WORK has started on a major development which aims to be the first of its kind to be powered entirely by renewable wind and solar energy, heated with wine.

The Lanchester Group, which includes wine merchant Lanchester Wines and contract bottler, Greencroft Bottling, is creating a £20 million, bottling facility at its site near Stanley.

With work set to be completed in 2020, it promises to be the most modern and environmentally sustainable wine bottling facility in the world, housing new filling lines and increasing capability to 400 million litres per year, from 105million litres at present.

When complete, the facility will be powered using energy generated by Lanchester Group’s three on-site wind turbines and will be built with 1,000,000 Watts of solar panels which alone will generate 850,000 kWh per year.

It will also be the first business in the world to take heat from the cooling of wine to provide heat for its building, using technology developed by Lanchester Group.

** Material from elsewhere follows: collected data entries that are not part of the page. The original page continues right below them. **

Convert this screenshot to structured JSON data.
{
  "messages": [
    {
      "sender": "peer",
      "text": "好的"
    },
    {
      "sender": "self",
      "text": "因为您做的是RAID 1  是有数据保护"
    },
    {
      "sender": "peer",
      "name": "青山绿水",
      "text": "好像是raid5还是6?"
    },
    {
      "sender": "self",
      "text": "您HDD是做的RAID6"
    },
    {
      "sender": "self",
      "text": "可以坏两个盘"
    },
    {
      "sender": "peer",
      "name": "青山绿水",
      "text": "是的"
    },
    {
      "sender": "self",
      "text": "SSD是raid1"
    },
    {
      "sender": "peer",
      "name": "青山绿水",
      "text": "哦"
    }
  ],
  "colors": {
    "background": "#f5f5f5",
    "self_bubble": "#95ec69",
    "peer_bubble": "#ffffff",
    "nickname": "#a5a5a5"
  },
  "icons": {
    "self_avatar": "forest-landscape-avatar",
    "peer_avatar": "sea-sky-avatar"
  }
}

Tony Cleary, managing director of the Lanchester Group, said: “As a business, we continue to make choices about our long-term sustainability which go above and beyond both legislation and common practice.

“Our aspiration is to become a ‘thought leader’ and sharer of best practice.

“As a privately owned, family business we are in a largely unique position which enable us to experiment and take risks in order to find new solutions, and we want others to emulate our successes.

“We believe what is good for the environment is good for us all.”

The plant will also be the first to work with battery manufactures to install an electricity storage capability for times when renewable energy generation does not cover factory energy requirements, when there is no wind or sunlight.

Mr Clearly added: “We believe being carbon neutral is just the beginning, and even with this additional facility, the group will continue to produce more clean renewable energy than we use which we believe makes us carbon minus.”

The structure has been created with sustainability in mind and will incorporate the latest design of modular steel frame building.

Julian Critchlow, director general, Energy Transformation and Clean Growth at the from the Department for Business, Energy and Industrial Strategy, officially broke ground on the new facility on Tuesday.

He said: “This is a great example of an organisation that’s both innovating in terms of processes and technology in that they’re generating their own electricity from their own wind turbines. They’re producing more energy than they’re actually consuming.”